Overall activity status: Depending on where you are, the action might be chaotic or non-existent. I experienced this a few days ago, over the course of three days of hunting in northwest Oklahoma. Sitting in a hay bale blind on a wheat field covered in snow, in 7-degree temperatures, I saw a dozen does at last light. No bucks. On the way to town, I saw a 140-class 10-point chasing a doe in my headlights off the highway. Where was he when I was in my blind? The next day, miles away, a different 140-class 10-point was standing beside a hot doe at 1 p.m. He was 40 yards from a busy highway, standing in sunflowers and tall grass. An hour later, he was still standing there, guarding her while 18-wheelers blazed right past him. Meanwhile, that evening on stand, there was no action. So if you happen to be where a hot doe is, you might see a frenzied chase or a buck stuck to her like glue. If not, you might think there isn’t a deer left in the county.

Fighting: In the northern half of the region, now is the perfect time to call and rattle. It won’t work every time, but when it does, it’s exciting. One friend rattled in a big 11-point a few days ago in the Panhandle at 1 p.m. The buck came to within 25 yards. In Oklahoma, my friend Shawn and I rattled several times with no luck. On my last evening there, Shawn rattled up a 120-inch 8-point to 100 yards just after sunset.

Rub making: Close to home, I watched an 8-point buck with a swollen neck demolish a small mesquite tree. After he rubbed his eyes and nose on the exposed bark, he trotted down the creek, neck stretched out and low to the ground, following the trail of three does from earlier in the morning.

Scrape making: I asked Shawn while I was in Oklahoma how many scrapes he had found this season. “None,” he replied. “The brush is so thick and tall on the creek, even seeing a rub is tough this year.”

Chasing: Lots of reports of bucks chasing does from Abilene to Amarillo, and many towns in between.
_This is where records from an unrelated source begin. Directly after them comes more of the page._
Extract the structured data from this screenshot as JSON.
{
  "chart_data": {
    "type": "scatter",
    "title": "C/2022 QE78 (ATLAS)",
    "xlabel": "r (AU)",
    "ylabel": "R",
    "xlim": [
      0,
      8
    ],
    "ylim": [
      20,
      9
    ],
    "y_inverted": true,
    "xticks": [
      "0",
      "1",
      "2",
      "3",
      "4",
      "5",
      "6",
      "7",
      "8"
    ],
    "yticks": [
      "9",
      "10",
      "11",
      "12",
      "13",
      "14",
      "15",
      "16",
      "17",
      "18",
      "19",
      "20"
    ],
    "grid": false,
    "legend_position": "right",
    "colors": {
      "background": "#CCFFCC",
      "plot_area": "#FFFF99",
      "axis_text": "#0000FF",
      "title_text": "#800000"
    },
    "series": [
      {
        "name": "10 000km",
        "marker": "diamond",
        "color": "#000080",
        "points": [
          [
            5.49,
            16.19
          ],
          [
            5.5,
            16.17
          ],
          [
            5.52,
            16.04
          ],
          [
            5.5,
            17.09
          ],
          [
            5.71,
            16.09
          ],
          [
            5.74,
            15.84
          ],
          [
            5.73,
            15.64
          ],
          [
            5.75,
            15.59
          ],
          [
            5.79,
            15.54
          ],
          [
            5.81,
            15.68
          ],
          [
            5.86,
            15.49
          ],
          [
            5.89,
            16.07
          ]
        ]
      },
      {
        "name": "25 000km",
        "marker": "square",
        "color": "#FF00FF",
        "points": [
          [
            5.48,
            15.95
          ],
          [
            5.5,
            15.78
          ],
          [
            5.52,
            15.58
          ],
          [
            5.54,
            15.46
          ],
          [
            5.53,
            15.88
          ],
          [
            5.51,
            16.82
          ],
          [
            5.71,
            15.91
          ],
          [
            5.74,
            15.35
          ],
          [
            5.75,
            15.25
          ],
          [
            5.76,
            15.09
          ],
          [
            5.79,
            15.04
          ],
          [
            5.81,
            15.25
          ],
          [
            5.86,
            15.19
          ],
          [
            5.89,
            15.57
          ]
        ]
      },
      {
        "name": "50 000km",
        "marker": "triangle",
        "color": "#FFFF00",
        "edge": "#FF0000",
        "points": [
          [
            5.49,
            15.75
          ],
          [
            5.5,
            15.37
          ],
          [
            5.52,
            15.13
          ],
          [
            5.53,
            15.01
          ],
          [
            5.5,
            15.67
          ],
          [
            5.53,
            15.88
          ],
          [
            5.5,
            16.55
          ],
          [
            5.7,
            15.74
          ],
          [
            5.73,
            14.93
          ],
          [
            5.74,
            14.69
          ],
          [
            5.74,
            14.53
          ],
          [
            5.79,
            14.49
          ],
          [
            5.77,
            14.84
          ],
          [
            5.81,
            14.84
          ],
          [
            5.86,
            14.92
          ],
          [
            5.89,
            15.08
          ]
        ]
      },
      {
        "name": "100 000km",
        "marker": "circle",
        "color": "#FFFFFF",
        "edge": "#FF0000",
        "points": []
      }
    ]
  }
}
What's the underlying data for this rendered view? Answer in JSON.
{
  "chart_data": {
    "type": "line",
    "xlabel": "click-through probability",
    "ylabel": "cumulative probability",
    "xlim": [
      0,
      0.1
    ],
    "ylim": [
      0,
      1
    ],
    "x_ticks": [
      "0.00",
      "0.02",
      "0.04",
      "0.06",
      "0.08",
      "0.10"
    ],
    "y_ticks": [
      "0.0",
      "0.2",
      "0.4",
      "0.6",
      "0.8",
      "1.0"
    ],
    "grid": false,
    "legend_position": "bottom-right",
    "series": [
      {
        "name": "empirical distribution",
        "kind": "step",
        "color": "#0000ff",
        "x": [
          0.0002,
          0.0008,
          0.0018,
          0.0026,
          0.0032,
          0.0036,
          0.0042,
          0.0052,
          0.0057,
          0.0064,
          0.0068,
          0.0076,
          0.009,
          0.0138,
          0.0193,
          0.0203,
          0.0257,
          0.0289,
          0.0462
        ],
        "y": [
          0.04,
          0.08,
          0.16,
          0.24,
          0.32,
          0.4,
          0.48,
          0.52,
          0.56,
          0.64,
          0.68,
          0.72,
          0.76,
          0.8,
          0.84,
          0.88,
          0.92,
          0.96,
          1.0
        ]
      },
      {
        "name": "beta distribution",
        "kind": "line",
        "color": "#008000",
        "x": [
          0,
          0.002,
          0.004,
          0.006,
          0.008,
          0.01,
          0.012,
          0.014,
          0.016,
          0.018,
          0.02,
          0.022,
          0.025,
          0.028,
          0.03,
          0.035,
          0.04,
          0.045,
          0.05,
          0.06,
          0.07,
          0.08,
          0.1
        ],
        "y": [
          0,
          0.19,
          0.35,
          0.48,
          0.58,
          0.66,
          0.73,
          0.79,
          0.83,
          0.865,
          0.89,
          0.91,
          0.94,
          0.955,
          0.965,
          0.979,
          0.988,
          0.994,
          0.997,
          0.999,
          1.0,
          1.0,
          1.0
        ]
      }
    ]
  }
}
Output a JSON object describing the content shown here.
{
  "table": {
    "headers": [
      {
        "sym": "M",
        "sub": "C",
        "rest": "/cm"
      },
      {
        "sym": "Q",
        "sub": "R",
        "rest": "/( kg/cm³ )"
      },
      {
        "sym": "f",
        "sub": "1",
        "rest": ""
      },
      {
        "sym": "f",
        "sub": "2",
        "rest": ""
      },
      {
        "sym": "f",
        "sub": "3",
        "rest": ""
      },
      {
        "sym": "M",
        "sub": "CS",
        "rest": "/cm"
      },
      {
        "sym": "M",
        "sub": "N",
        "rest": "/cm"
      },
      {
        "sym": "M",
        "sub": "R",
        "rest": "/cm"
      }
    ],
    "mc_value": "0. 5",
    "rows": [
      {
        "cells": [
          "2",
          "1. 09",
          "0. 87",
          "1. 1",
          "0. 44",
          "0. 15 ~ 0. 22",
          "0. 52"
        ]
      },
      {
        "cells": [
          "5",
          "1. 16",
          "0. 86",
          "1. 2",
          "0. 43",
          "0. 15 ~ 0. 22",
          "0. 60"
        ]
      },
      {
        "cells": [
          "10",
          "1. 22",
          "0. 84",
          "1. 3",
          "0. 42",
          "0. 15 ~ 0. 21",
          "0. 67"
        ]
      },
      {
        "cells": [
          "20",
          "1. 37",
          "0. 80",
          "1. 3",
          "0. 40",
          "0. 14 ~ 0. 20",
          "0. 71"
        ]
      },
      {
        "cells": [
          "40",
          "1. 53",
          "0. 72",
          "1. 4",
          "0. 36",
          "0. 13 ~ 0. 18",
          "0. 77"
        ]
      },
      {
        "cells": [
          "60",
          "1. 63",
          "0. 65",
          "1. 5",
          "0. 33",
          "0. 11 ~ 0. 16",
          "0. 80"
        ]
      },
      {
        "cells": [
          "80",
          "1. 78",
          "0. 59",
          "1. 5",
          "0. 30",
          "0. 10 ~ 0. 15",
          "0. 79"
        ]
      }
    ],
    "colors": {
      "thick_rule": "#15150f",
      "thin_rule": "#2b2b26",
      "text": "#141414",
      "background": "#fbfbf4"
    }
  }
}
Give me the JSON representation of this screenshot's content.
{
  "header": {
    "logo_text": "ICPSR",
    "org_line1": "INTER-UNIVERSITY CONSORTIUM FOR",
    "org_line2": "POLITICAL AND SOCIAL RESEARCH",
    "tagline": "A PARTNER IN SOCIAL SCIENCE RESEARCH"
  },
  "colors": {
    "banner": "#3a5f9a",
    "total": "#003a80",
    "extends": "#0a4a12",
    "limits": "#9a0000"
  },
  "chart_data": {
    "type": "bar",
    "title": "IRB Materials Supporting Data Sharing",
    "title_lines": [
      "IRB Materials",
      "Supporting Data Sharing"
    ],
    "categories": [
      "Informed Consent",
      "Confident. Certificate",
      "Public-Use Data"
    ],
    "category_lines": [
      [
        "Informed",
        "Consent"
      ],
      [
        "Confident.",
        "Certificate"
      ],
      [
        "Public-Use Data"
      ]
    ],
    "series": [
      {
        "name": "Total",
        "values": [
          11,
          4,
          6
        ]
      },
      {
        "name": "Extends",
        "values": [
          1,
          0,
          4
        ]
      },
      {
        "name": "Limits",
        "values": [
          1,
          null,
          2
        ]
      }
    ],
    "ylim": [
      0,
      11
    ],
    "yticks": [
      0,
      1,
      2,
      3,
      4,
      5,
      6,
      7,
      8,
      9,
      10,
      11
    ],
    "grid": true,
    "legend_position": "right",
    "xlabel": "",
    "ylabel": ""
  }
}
When the rut starts, and small young bucks are the only ones chasing, it usually means the does are not ready to breed. But seeing a mature buck acting like a cutting horse in daylight, chasing a doe with his tongue hanging out, means serious action is taking place. The next ten days to two weeks typically spell good action on stand.

Estrous signs: There’s no doubt the buck and doe I described on the side of the highway in Oklahoma were a breeding pair. The doe did not try to evade the buck. Her tail was outstretched and twitching at one point. While the 140-class whitetail stood guard over her, a forkhorn mule deer was 50 yards away across a barbed wire fence, watching. When the scent of a doe in heat hits the wind stream, it’s common for multiple bucks to pursue the same doe–even bucks of the other species.

Daytime movement: Cold weather and snow hit the region this past weekend, with lows around 5-15 degrees in some areas, putting deer on a very active pattern. At the same blind where I’ve only seen a few photos of deer during the first and last half hour of daylight, there were a dozen or more pictures of bucks and does walking by the camera between 9 a.m. and 2 p.m. If you have the patience, this is the time of year to hunt all day. I think it’s best to gain some elevation—a hay stack, windmill, or mesa–so you can glass more country to find a buck on the prowl.

X Factor: When the deer are active, and bucks are putting on a show chasing and fighting, is a great time to take a kid hunting? I recently spent an afternoon with my 7-year-old daughter, Emma, here at left. We sat in a pop-up ground blind. Emma had all the necessary supplies of a young huntress: lip gloss, purse, three different jackets, ipad, snacks, more snacks, and a blanket. We saw only a few deer–but it was one of my favorite hunts of the season.